The first time I drove into Koreatown in L.A., my vision was blurry with tears. I had not known a reality that looked like this in the U.S. The signs, the sounds, the music, the food, and quite literally everything you would ever need to live. All of it was Korean.
Koreatown was all the doors open, a force field of kimchi stink wafting out.
It was lights on. Windows open. Doors wide. Naked, and not a single care.
Korean-American. Most days, this hyphenated identity feels like a dull pain that you stop noticing.
Most days, I don’t sit and ponder which of my identities I should declare more loudly.
Years after my initial awakening, I still find myself trying to understand my roots. Some days, like the Koreatown days, I find whole roots that feed and fuel me. Some days, I clutch at roots like hairs, trying to figure out where it all connects. I find myself digging, searching for ways to be.

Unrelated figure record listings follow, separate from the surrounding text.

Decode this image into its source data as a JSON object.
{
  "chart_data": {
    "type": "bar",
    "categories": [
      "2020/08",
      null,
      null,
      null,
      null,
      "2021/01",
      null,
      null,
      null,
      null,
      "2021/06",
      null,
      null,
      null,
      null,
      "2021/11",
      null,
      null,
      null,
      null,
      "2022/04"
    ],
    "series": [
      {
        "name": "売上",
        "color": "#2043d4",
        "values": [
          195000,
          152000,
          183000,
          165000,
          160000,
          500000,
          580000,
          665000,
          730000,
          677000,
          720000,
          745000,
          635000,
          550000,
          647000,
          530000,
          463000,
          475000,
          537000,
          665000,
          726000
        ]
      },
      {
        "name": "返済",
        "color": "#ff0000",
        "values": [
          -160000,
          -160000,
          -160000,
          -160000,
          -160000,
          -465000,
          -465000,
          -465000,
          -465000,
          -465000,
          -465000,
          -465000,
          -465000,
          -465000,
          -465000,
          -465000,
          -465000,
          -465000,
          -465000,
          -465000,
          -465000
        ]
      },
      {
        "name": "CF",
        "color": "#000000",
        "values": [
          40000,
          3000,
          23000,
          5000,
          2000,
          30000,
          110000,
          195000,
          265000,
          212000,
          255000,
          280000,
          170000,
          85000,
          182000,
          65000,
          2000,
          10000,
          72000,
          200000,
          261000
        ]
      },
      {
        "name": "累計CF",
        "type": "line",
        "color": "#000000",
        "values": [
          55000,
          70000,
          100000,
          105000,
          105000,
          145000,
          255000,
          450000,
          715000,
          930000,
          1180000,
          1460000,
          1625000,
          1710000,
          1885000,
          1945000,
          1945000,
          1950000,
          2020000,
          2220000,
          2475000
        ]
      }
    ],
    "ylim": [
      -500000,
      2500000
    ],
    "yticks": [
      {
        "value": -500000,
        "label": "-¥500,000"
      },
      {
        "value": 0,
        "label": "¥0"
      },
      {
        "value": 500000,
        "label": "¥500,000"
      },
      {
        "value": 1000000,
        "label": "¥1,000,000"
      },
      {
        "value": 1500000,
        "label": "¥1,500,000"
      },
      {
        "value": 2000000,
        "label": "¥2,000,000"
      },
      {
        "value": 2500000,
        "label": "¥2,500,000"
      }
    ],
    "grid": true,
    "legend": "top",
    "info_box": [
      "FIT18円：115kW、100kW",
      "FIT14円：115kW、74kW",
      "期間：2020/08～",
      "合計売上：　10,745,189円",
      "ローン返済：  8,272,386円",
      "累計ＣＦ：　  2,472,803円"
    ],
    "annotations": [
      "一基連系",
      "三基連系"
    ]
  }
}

I don’t imagine the digging will end. But I am choosing now to dig in Korea, a place I keep calling out to, like child to mother. I know the returning will not be easy.
Returning is never easy when you’ve run so far you can hardly make out the path you came from.
There is a picture of my sister and I. We are in our Korea days, standing on a cobblestone path. Umma had a terrible habit of putting my sister and I in matching outfits until it became age-inappropriate. The same hairstyle, and even matching hair accessories. We are in matching white jersey dresses with bright cartoon drawings on the front. Our pigtails are impossibly high. Hers gathered together in pink beads, and mine in blue. I’m holding her hand close to my chest, with a look of entitlement. There is a confidence in my eyes that I envy.
We look as though we’ve always lived there. In that exact spot.
I belong, in that matching outfit, in that picture, in that family, in that country, in that schema that makes sense.
In a way, I’m jealous of that child. The one who was comforted by the singular identity thrust upon her. No Mary Janes, no confused accents.
I tell myself that if I look at enough photos, I can gather enough clues to settle the conflict. To heal the inner shame. To reclaim the identity I once chose to abandon. To let the kimchi stench waft all the way out.